Os defensores da reforma da previdência dos militares prepararam uma cartilha com os argumentos para defender o projeto das acusações de que ele estabeleceria privilégios para uma carreira do funcionalismo público em detrimento de outras no momento em que o Estado passa por crise fiscal.

Generais e especialistas em economia do Exército alegam que o projeto de lei 1.645 não foi planejado como uma compensação ao aumento do tempo de serviço e da alíquota das contribuições dos militares para a previdência. Nem teria origem no governo de Jair Bolsonaro, mas no de Michel Temer.

Sete de Setembro em SP
Militares participam de desfile em comemoração ao Dia da Independência no Sambódromo do Anhembi, na zona norte de São Paulo. Foto: Felipe Rau / Estadão
“Ele não se destina a resolver demandas atuais. Visa o futuro. Trata-se de reestruturação necessária após a desestruturação de 2001”, afirmou um general. A desestruturação referida é a medida provisória de 2001 do governo Fernando Henrique Cardoso que retirou as pensões para as filhas solteiras dos militares, adicional por tempo de serviço, a contribuição para pensão militar de dois postos acima (um coronel podia se aposentar como general de divisão), acúmulo de duas pensões militares e o auxílio-moradia, além da contagem em dobro do tempo de serviço de licença não gozada.

Com essas medidas, diz a cartilha dos generais, houve redução de 23,3% dos gastos com as pensões. Os militares afirmam ainda que, desde então, houve ainda achatamento do salários. O dos coronéis chegou a 19% em 2018 e dos subtenentes em 29%. Se em 2001, um terceiro-sargento ganhava 6,3 salários mínimos, em 2016, o mesmo praça ganhava o equivalente a 3,5 salários. Além do achatamento, a valorização do salário mínimo no período teria provocado o fenômeno.

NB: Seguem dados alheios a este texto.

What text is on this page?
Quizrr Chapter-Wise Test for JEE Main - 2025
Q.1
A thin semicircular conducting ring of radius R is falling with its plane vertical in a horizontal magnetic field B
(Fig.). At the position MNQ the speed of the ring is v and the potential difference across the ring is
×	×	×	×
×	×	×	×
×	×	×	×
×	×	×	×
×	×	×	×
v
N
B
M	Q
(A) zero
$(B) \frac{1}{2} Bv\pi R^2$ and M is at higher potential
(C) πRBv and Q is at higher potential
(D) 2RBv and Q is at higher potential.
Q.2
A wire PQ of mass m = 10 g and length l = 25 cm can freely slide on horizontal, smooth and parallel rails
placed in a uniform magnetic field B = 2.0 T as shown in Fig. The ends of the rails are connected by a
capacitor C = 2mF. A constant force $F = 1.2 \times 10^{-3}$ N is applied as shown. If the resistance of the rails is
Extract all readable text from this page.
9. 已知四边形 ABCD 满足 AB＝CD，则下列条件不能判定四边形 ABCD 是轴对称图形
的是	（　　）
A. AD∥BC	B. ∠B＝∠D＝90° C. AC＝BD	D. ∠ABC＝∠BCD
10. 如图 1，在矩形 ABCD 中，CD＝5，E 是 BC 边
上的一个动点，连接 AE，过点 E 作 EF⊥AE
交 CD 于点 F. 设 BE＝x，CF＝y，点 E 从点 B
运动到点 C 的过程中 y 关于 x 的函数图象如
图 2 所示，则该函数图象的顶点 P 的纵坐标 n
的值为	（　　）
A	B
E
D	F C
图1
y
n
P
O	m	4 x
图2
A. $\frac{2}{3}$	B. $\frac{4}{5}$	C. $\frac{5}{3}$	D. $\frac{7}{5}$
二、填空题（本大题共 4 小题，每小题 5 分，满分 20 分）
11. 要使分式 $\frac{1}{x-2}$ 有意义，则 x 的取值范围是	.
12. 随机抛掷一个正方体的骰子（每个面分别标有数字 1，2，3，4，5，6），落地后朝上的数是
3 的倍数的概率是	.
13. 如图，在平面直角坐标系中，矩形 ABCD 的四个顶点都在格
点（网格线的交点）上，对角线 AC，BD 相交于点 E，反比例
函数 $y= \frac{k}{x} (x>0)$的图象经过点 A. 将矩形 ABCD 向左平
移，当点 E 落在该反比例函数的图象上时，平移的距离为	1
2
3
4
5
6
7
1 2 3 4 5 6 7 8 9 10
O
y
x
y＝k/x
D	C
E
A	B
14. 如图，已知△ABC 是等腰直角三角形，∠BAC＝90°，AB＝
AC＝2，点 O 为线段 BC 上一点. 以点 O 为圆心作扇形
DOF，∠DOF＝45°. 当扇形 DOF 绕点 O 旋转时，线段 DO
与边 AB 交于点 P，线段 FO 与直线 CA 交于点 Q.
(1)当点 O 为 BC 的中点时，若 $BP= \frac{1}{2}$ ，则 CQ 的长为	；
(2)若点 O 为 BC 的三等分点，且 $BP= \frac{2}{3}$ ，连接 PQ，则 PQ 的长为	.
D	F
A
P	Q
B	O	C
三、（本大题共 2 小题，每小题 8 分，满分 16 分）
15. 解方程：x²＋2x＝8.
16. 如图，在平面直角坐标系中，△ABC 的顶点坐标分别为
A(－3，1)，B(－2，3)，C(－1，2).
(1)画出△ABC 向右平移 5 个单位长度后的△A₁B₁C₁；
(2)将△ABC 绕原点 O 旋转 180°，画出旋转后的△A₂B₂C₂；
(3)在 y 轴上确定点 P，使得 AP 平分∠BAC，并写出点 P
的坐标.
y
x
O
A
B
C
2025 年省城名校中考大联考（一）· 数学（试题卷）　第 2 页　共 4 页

“O projeto de lei não cria privilégios nem é iniciativa do atual governo. Foi adiado para este ano no bojo do próprio adiamento da PEC da Previdência”, afirmou um general que defende e medida. O comando do Exército nega que os porcentuais maiores para o aumento da gratificação de habilitação dos militares aumente o fosso entre cabos e generais.

“Não cria pela simples razão de sermos uma carreira de Estado. Ninguém entra para o Exército como coronel ou subtenente. O tenente de hoje será coronel daqui a 30 anos. O foco é a perspectiva de carreira dos oficiais e sargentos que ainda vão ingressar.”

O leitor viu aqui que o projeto estabelece que a gratificação de habilitação (cursos feitos durante a carreira) será de 41% sobre o soldo dos generais (R$ 13.421,00) e de 6% para cabos (R$ 2.627,00) e segundos-tenentes (R$ 7.490,00). De fato, os porcentuais aumentam conforme se sobe na hierarquia. Cria-se ainda um adicional de disponibilidade militar. Para os defensores do projeto, “oficiais e praças estão tendo o mesmo tratamento”.

Ao mesmo tempo, aumenta-se de 11% para 14% a contribuição dos militares e o tempo de serviço de 30 para 35 anos em uma carreira cuja formação – segundo a cartilha – pode levar até sete anos de treinamento e estudo. Por fim, reduz-se o efetivo em 10%. Tudo isso levaria a um superávit de R$ 10,4 bilhões em dez anos. O documento dos generais afirma que militares não têm os mesmo direitos trabalhistas dos civis. “Sem o Sistema de Proteção Social dos militares das Forças Armadas, operações, adestramentos e atividades subsidiárias seriam economicamente inviáveis.”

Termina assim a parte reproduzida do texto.